Ich sag auch ab und an _I__ehpeh-Adresse_, trotz rudimentärer Englisch- und Computerkenntnisse. Sprichst Du _WLAN _mit englischen Buchstaben aus? Ein deutsch ausgesprochenes _WLAN _ist immer noch besser als ein englisch ausgesprochenes Absurdakronym für _​drahtlose Treue (WiFi)._


----------



## berndf

@Kajjo: Im Gegenteil. Es sind gerade IT Professionals, die es mit der korrekten Aussprache nicht so genau nehmen. Frank hat vollkommen Recht.


----------



## Kajjo

Schimmelreiter said:


> Ich sag auch ab und an _I__ehpeh-Adresse_, trotz rudimentärer Englisch- und Computerkenntnisse.
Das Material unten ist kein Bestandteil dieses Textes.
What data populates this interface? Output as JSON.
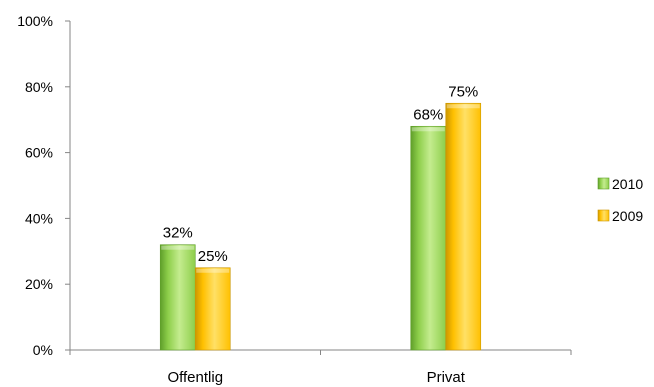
{
  "chart_data": {
    "type": "bar",
    "categories": [
      "Offentlig",
      "Privat"
    ],
    "series": [
      {
        "name": "2010",
        "values": [
          32,
          68
        ],
        "labels": [
          "32%",
          "68%"
        ],
        "color": "#8dce4a",
        "color_light": "#c4ec8f",
        "color_dark": "#5f9e2a"
      },
      {
        "name": "2009",
        "values": [
          25,
          75
        ],
        "labels": [
          "25%",
          "75%"
        ],
        "color": "#ffc000",
        "color_light": "#ffe066",
        "color_dark": "#cc9600"
      }
    ],
    "ylim": [
      0,
      100
    ],
    "yticks": [
      0,
      20,
      40,
      60,
      80,
      100
    ],
    "ytick_labels": [
      "0%",
      "20%",
      "40%",
      "60%",
      "80%",
      "100%"
    ],
    "legend_position": "right",
    "grid": false
  }
}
Sprichst Du _WLAN _mit englischen Buchstaben aus? Ein deutsch ausgesprochenes _WLAN _ist immer noch besser als ein englisch ausgesprochenes Absurdakronym für _​drahtlose Treue (WiFi)._


Ich sage und höre WLAN nur deutsch und als Wort gesprochen ("Wee-lahn"), so sehr das auch den Regeln widerspricht. Genau wie C+ oder Delphi beides deutsch gesprochen werden. Aber IP habe ich bisher nur englisch gehört, ebenso wie CIA.


----------



## Schimmelreiter

Sagst Du _Url _(als lustiges Wort), oder sagst Du englisch U-R-L?


PS
In Österreich sagt man _Url _sowohl zur Internetadresse als auch zur Urgroßmutter.
_Wie heißt die Url? _ist daher doppeldeutig.


----------



## Kajjo

Ich spreche U-R-L als Einzelbuchstaben auf Deutsch. ;-)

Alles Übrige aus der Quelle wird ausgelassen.